By contrast to all other characters, Samuel’s father was, quite frankly, an arse. He seemed a stern, selfish man, always thinking about his own wants and needs. Because of this, he was by far my least favourite character.
337 was a slow paced novel. It allowed me time to really think about what the author was trying to show me, settling me into the moment with Samuel’s character. Because of this, his thoughts and feelings felt more impactful, wrapping around me like a blanket of experiences, showing me how he came to be the man he is.
I liked how the family relationships were explored. There was plenty of natural conflict there, hinting at a complicated family dynamic right from the start.
On the other hand, there were a few things I disliked about 337.
Toward the end of the book, for example, are random chapter headings but no content. I’m not sure if this was intended as another quirky feature or not, but to me it felt a bit frustrating to have it there.
Secondly, while I really enjoyed the slower style of pacing and the emotional connectivity of 337, nothing of note really seemed to happen. I was half expecting some big twist surrounding the disappearance of Samuel’s mother, since that’s what the start of the plot seemed to suggest. I kept waiting for some big reveal, only to reach the end, feeling a little bit cheated.
However, the plot did have its own unique charm regarding its exploration of the past and the relationships which shape people. With that in mind, these issues I had didn’t take too much away from my reading experience.
There were some interesting quotes dotted throughout 337, of which these following two were my favourites.
- ‘When you experience some kind of serious trauma at a young age, it stays with you. It’s like a ghost which follows a few feet behind- a quiet whispered sound that reminds you of your past.’
- ‘It has always confused me, why people who have not got the slightest clue of what somebody is experiencing still believe it is their right to state their opinion on the subject. -They can tell us what bad people we are – from their twisted viewpoint, they have clambered a few rungs up the slippery ladder of moral hierarchy.’

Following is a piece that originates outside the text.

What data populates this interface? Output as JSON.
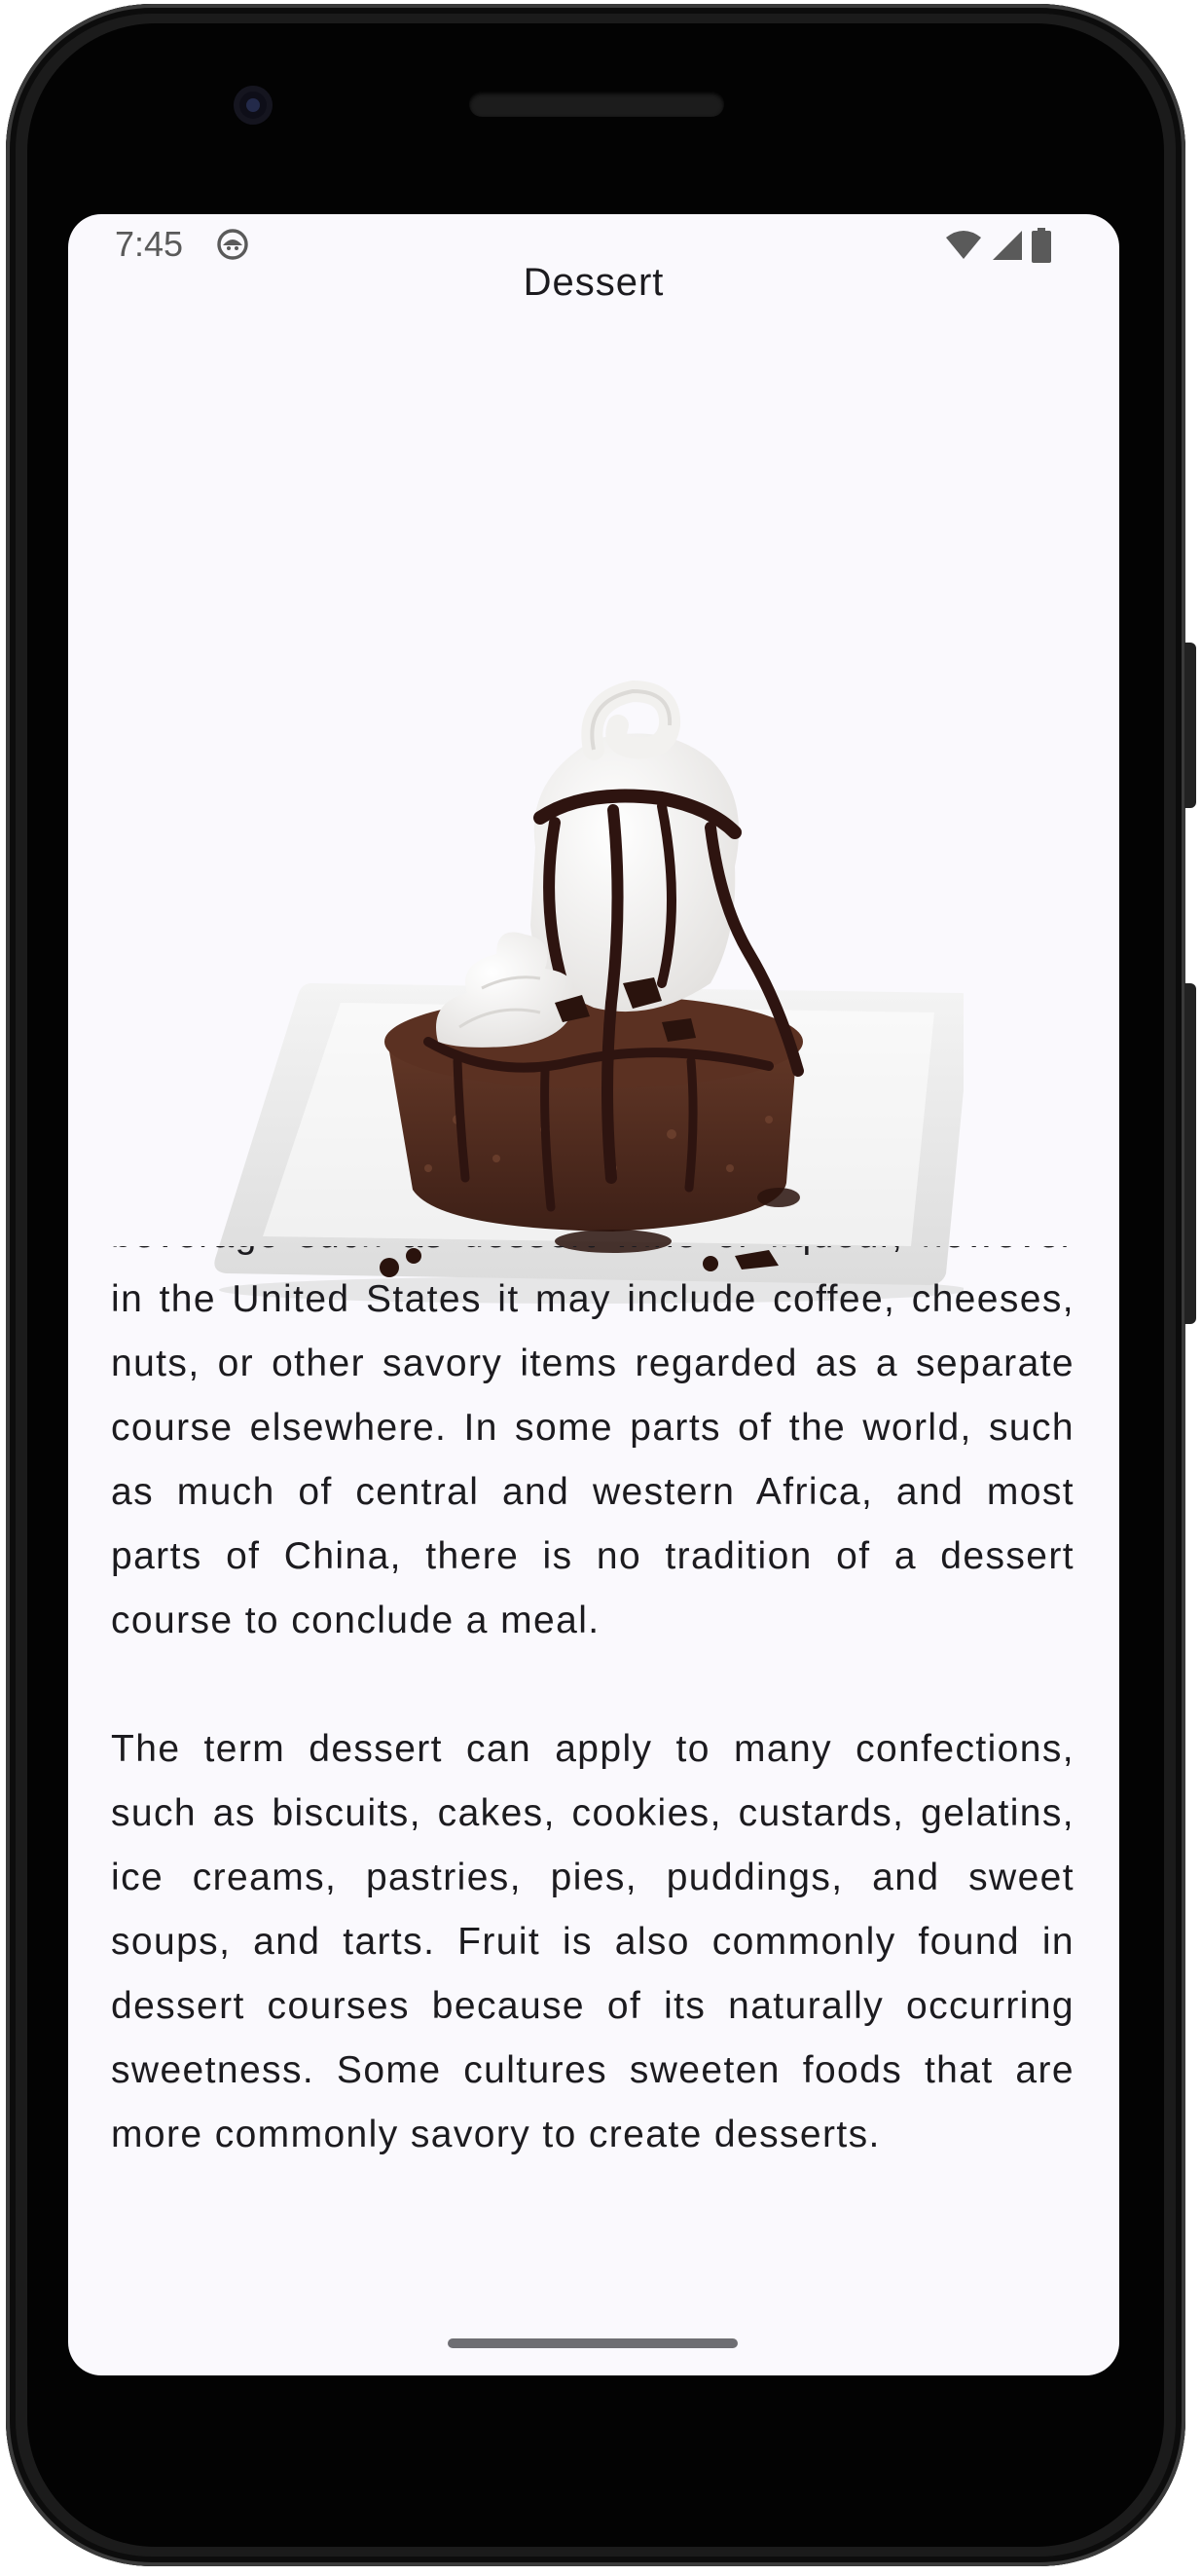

Overall, 337 was a leisurely read, with a strong emotional impact and interesting relationship exploration. I personally felt that the plot lacked something, however would still recommend it to lovers of contemporary reads, with themes of abandonment, loss, bereavement and family.
My Rating: 4 stars.
Recommended: To those looking for an emotive, thoughtful read, which is not heavy on action.
To learn more about 337, visit its Goodreads page HERE
Or, to learn more about M. Jonathan. Lee, visit his website HERE.
Reminder: If you’d like a copy of the book with the quirky double-ended, upside-down opening, please note that this opening style is only available in hard copy, from UK booksellers.
As always, thank you for joining me for today’s review.